Investigation of turbulent boundary layer structures using Tomographic PIV

Tomographic particle image velocimetry (TPIV) data were acquired in the logarithmic region of a zero pressure gradient turbulent boundary layer flow at friction Reynolds number \textit{Re}$_{\tau }$ = 1160. Experiments were conducted in a suction type wind tunnel seeded with olive oil particles of diameter $\sim $ 1\textit{$\mu $}m. The volume of interest was illuminated by two Nd:YAG laser beams expanded with appropriate optics into sheets of 8mm thickness in the wall-normal direction ($z)$. Images were acquired by four 2$k$ x 2$k$ pixel cameras, and correlation of reconstructed fields provided the full velocity gradient tensor in a volume of 0.7\textit{$\delta $} x 0.7\textit{$\delta $} x 0.07\textit{$\delta $}, which resolved the region $z^{+}$ = 70-150 in the log layer.

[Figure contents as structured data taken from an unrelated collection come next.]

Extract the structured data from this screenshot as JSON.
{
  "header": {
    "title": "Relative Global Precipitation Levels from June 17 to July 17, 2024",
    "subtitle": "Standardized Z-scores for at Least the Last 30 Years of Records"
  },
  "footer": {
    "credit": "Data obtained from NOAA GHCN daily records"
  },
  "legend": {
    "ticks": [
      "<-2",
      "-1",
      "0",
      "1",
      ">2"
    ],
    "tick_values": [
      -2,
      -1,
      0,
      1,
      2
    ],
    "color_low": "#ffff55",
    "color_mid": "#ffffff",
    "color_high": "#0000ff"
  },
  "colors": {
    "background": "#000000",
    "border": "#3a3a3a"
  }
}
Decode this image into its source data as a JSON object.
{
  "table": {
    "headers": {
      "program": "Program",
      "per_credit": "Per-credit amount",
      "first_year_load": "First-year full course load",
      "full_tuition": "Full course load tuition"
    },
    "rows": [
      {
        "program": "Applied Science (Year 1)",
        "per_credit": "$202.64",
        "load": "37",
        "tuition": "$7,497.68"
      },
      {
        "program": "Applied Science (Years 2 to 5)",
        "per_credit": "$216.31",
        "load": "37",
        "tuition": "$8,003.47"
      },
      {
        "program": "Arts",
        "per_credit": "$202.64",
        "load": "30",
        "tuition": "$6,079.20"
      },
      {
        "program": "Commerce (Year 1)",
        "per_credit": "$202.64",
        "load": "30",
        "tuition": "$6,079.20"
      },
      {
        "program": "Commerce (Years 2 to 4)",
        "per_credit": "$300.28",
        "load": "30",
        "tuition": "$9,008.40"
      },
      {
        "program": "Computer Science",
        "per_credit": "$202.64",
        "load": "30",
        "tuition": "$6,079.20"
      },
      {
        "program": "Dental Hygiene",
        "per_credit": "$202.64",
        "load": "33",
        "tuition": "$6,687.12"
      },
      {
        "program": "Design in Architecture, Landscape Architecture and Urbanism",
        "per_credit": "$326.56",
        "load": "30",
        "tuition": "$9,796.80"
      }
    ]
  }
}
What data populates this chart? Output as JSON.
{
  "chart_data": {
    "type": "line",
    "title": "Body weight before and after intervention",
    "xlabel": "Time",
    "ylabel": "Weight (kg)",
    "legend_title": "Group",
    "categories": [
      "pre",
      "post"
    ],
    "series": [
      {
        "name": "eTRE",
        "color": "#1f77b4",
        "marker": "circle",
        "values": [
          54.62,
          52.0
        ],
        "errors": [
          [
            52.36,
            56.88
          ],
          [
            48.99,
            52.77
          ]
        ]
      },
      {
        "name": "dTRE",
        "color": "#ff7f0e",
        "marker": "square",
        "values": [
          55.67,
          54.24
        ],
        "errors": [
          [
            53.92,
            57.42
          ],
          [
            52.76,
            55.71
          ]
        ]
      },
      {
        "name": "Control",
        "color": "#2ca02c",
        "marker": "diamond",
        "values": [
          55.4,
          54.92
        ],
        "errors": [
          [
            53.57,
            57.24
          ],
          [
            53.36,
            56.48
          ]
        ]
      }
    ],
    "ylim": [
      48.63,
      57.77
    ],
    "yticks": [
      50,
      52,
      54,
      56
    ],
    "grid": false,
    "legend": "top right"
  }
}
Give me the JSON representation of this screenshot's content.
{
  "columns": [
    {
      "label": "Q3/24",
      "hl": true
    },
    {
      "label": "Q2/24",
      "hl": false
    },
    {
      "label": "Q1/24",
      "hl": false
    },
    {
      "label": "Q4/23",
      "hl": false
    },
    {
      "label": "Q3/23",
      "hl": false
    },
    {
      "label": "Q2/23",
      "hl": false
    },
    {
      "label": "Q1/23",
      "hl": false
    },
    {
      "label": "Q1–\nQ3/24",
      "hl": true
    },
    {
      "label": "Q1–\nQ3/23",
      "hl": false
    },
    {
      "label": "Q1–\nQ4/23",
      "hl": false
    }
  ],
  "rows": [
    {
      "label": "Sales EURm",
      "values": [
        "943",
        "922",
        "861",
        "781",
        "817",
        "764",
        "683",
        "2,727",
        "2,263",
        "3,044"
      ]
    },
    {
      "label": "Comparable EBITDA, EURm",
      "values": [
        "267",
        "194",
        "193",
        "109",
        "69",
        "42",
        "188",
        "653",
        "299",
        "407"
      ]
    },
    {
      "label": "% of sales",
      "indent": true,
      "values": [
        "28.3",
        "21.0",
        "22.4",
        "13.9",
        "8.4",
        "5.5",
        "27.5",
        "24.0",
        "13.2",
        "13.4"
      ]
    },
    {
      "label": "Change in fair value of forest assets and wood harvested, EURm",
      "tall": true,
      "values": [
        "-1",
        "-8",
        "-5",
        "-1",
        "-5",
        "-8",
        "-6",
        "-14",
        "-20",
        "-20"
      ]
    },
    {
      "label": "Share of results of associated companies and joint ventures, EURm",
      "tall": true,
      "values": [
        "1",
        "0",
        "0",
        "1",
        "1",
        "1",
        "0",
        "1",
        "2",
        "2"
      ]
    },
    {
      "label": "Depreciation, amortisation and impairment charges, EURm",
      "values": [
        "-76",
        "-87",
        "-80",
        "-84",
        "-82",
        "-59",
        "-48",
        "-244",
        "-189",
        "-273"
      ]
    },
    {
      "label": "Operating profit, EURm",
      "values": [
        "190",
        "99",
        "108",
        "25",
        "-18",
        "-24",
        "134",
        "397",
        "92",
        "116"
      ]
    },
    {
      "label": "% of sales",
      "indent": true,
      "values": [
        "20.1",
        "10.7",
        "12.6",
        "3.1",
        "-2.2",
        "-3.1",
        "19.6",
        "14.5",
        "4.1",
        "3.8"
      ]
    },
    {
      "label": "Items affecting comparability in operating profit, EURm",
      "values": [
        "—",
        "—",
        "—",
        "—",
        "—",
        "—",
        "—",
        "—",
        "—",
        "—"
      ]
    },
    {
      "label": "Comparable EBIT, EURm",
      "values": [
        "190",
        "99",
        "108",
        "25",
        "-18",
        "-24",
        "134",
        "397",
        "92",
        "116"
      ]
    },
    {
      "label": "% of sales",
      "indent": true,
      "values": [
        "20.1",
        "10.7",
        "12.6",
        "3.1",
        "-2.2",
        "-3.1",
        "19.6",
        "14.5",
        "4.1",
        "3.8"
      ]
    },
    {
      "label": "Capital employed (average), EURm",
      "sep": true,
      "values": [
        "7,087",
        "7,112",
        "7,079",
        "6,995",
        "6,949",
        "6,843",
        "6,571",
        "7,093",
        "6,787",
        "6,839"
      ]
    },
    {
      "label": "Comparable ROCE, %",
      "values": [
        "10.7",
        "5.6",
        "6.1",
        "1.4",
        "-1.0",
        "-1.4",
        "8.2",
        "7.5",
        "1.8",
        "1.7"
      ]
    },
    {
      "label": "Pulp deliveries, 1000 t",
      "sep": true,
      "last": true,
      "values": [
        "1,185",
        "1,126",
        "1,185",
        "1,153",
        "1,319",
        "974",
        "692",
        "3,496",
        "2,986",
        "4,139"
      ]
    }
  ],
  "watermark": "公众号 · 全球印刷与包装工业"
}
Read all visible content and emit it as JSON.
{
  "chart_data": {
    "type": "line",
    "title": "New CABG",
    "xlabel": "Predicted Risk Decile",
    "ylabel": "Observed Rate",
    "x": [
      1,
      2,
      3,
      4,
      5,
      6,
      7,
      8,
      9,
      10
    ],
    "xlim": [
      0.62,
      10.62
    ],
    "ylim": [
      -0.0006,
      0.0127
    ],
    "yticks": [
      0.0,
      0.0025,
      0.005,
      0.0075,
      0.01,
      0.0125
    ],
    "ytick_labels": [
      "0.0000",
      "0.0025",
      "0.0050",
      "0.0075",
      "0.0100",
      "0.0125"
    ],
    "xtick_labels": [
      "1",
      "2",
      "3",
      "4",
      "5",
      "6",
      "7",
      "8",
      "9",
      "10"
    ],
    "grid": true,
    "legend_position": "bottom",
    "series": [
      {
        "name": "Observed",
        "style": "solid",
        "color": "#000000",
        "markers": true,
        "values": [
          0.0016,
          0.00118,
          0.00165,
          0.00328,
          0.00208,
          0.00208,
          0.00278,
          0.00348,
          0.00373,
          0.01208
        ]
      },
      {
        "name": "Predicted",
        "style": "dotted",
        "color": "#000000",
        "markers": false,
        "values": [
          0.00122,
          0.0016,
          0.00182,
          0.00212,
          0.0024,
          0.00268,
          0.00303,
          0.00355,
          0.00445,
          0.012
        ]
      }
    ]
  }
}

Various vortex identification techniques, such as Galilean decomposition and iso-surfaces of two- and three-dimensional swirl, were utilized to visualize and analyze the eddy structures present in instantaneous fields. The results of the present study will be compared to results from earlier experimental studies that relied on planar PIV data only to identify vortices and vortex packets as well as from a direct numerical simulation of fully developed channel flow at comparable \textit{Re}$_{\tau }$.